The fact that Portland is a black hole for fashions of the past is borne out by the presence of more colors and styles of stirrup pants on the racks at one of our leading fashion department stores: Meier and Frank. Stirrup pants were out, way out, by the time I graduated high school in 1987. If you took even the most remotely fashion conscious person from outside of Portland, and plopped her down in the middle of the ladies' department at Meier and Frank, she would probably think she was in a pretty expensive Goodwill. Do the M and F buyers get the new issues of Vogue, W or Elle, or are they just re-reading copies from 1984? Oh, and by the way, the perfumes Giorgio and Poison have seen their day come and gone! I'd rather be maced than suffer through another Christian Dior gas attack from the back seat of the cab.

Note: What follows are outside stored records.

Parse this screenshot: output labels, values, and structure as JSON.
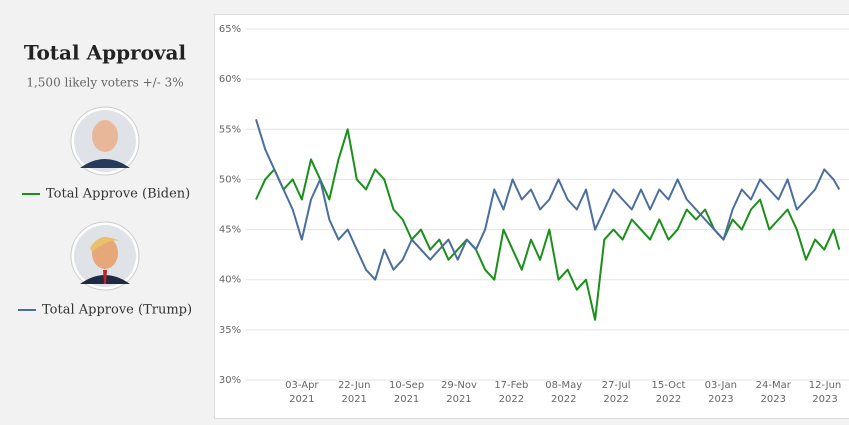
{
  "chart_data": {
    "type": "line",
    "title": "Total Approval",
    "subtitle": "1,500 likely voters +/- 3%",
    "x": [
      "2021-01-23",
      "2021-02-06",
      "2021-02-20",
      "2021-03-06",
      "2021-03-20",
      "2021-04-03",
      "2021-04-17",
      "2021-05-01",
      "2021-05-15",
      "2021-05-29",
      "2021-06-12",
      "2021-06-26",
      "2021-07-10",
      "2021-07-24",
      "2021-08-07",
      "2021-08-21",
      "2021-09-04",
      "2021-09-18",
      "2021-10-02",
      "2021-10-16",
      "2021-10-30",
      "2021-11-13",
      "2021-11-27",
      "2021-12-11",
      "2021-12-25",
      "2022-01-08",
      "2022-01-22",
      "2022-02-05",
      "2022-02-19",
      "2022-03-05",
      "2022-03-19",
      "2022-04-02",
      "2022-04-16",
      "2022-04-30",
      "2022-05-14",
      "2022-05-28",
      "2022-06-11",
      "2022-06-25",
      "2022-07-09",
      "2022-07-23",
      "2022-08-06",
      "2022-08-20",
      "2022-09-03",
      "2022-09-17",
      "2022-10-01",
      "2022-10-15",
      "2022-10-29",
      "2022-11-12",
      "2022-11-26",
      "2022-12-10",
      "2022-12-24",
      "2023-01-07",
      "2023-01-21",
      "2023-02-04",
      "2023-02-18",
      "2023-03-04",
      "2023-03-18",
      "2023-04-01",
      "2023-04-15",
      "2023-04-29",
      "2023-05-13",
      "2023-05-27",
      "2023-06-10",
      "2023-06-24",
      "2023-07-03"
    ],
    "series": [
      {
        "name": "Total Approve (Biden)",
        "color": "#1a8f1a",
        "values": [
          48,
          50,
          51,
          49,
          50,
          48,
          52,
          50,
          48,
          52,
          55,
          50,
          49,
          51,
          50,
          47,
          46,
          44,
          45,
          43,
          44,
          42,
          43,
          44,
          43,
          41,
          40,
          45,
          43,
          41,
          44,
          42,
          45,
          40,
          41,
          39,
          40,
          36,
          44,
          45,
          44,
          46,
          45,
          44,
          46,
          44,
          45,
          47,
          46,
          47,
          45,
          44,
          46,
          45,
          47,
          48,
          45,
          46,
          47,
          45,
          42,
          44,
          43,
          45,
          43
        ]
      },
      {
        "name": "Total Approve (Trump)",
        "color": "#4a6e9e",
        "values": [
          56,
          53,
          51,
          49,
          47,
          44,
          48,
          50,
          46,
          44,
          45,
          43,
          41,
          40,
          43,
          41,
          42,
          44,
          43,
          42,
          43,
          44,
          42,
          44,
          43,
          45,
          49,
          47,
          50,
          48,
          49,
          47,
          48,
          50,
          48,
          47,
          49,
          45,
          47,
          49,
          48,
          47,
          49,
          47,
          49,
          48,
          50,
          48,
          47,
          46,
          45,
          44,
          47,
          49,
          48,
          50,
          49,
          48,
          50,
          47,
          48,
          49,
          51,
          50,
          49
        ]
      }
    ],
    "xlim": [
      "2021-01-23",
      "2023-07-04"
    ],
    "xticks": [
      {
        "value": "2021-04-03",
        "label": [
          "03-Apr",
          "2021"
        ]
      },
      {
        "value": "2021-06-22",
        "label": [
          "22-Jun",
          "2021"
        ]
      },
      {
        "value": "2021-09-10",
        "label": [
          "10-Sep",
          "2021"
        ]
      },
      {
        "value": "2021-11-29",
        "label": [
          "29-Nov",
          "2021"
        ]
      },
      {
        "value": "2022-02-17",
        "label": [
          "17-Feb",
          "2022"
        ]
      },
      {
        "value": "2022-05-08",
        "label": [
          "08-May",
          "2022"
        ]
      },
      {
        "value": "2022-07-27",
        "label": [
          "27-Jul",
          "2022"
        ]
      },
      {
        "value": "2022-10-15",
        "label": [
          "15-Oct",
          "2022"
        ]
      },
      {
        "value": "2023-01-03",
        "label": [
          "03-Jan",
          "2023"
        ]
      },
      {
        "value": "2023-03-24",
        "label": [
          "24-Mar",
          "2023"
        ]
      },
      {
        "value": "2023-06-12",
        "label": [
          "12-Jun",
          "2023"
        ]
      }
    ],
    "ylim": [
      30,
      65
    ],
    "yticks": [
      {
        "value": 30,
        "label": "30%"
      },
      {
        "value": 35,
        "label": "35%"
      },
      {
        "value": 40,
        "label": "40%"
      },
      {
        "value": 45,
        "label": "45%"
      },
      {
        "value": 50,
        "label": "50%"
      },
      {
        "value": 55,
        "label": "55%"
      },
      {
        "value": 60,
        "label": "60%"
      },
      {
        "value": 65,
        "label": "65%"
      }
    ],
    "grid": true
  }
}
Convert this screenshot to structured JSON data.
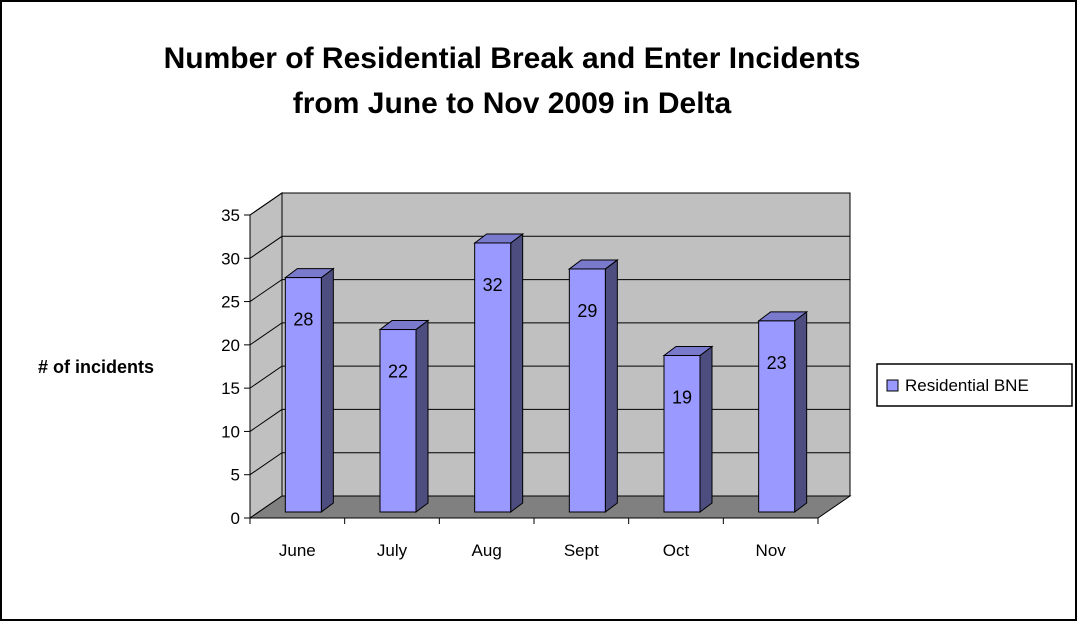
{
  "chart_data": {
    "type": "bar",
    "title_line1": "Number of Residential Break and Enter Incidents",
    "title_line2": "from June to Nov 2009 in Delta",
    "xlabel": "",
    "ylabel": "# of incidents",
    "categories": [
      "June",
      "July",
      "Aug",
      "Sept",
      "Oct",
      "Nov"
    ],
    "series": [
      {
        "name": "Residential BNE",
        "values": [
          28,
          22,
          32,
          29,
          19,
          23
        ]
      }
    ],
    "ylim": [
      0,
      35
    ],
    "yticks": [
      0,
      5,
      10,
      15,
      20,
      25,
      30,
      35
    ],
    "grid": true,
    "legend_position": "right",
    "colors": {
      "bar_front": "#9999ff",
      "bar_side": "#4d4d80",
      "bar_top": "#7a7acc",
      "wall": "#c0c0c0",
      "floor": "#808080"
    }
  }
}
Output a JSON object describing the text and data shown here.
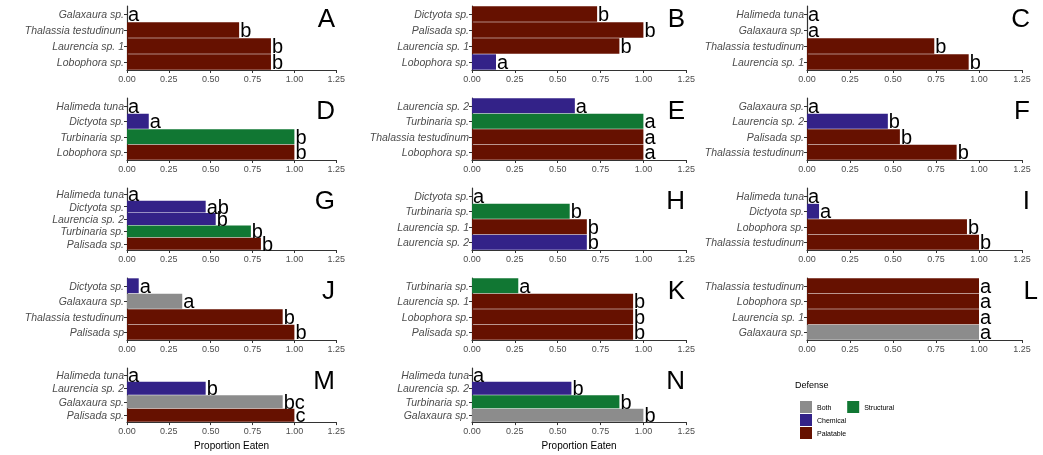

Speaking of expensive Goodwills, we do seem to have them aplenty. Apparently, the Goodwills here are the most successful in the country. This would explain why a charity can afford to do so much advertising. And perhaps the success of their advertising campaigns explains why Portlanders aren't chic. It takes a good eye to pull something out of those bins that truly deserves to see the light of day. Here's a tip: if it's acid washed or has fringe on it, don't buy it. And I predict that those bins will soon be filling up with the vinyl pants which have finally made there way here in their last gasp of popularity. The rest of the country has already discovered the truly unfashionable look of prickly heat coated with Gold Bond Medicated Powder. In this one case, I doubt that Portland won't be far behind.

Ironically enough, a woman here recently started circulating something called the "Style Sheet”. All I can say is good luck, honey. She certainly has her work cut out for her. Even if the fashion consciousness is raised beyond the new Patagonia apparel, we just don't have the right stores. I personally don't think that we have any hope until we have at least an Armani Exchange, a Lord and Taylor and a French Connection. But before I go getting too girly for Rocket readers, I really want to make one heartfelt plea. Can we please dispense with the baseball caps? Even if you're sporting a bi-level do, or god forbid, tucking a tail up under it, the caps have been in foul territory for too long. At least stop wearing them backwards, because in the wise words of Michael Musto, eminent New York reporter, "the only time a baseball cap should be turned around is when you're giving head”.

Any diatribe concerning Portland's trendy afflictions would not be complete without railing against its unfortunate status as the Karaoke Capital of America. I think it's really sad that I can't shop here effectively, but if I want to sing "Sleeping Single in a Double Bed"I can hop into any of a hundred bars on any given night. When will this singular cancer be excised from our already flagging nightlife scene? For the sake of camp, every city outside of Tokyo should have a maximum of two karaoke bars, and no more. If a Portland bar is desperate enough to turn to the dread karaoke to bring in the bodies, may I suggest they start doing bingo instead. It's another pastime that's past its heyday, so I'm sure Portlanders will eat it up, with relish!

Finally, lest any of my readers raise an eyebrow in questioning the fashionability or hipitude of a hack, let me assure you that your intuition is not incorrect. But even though I'm dead set on bringing the polka back to Portland and I've been known to wear my pajamas in the cab, at least my hair always looks good.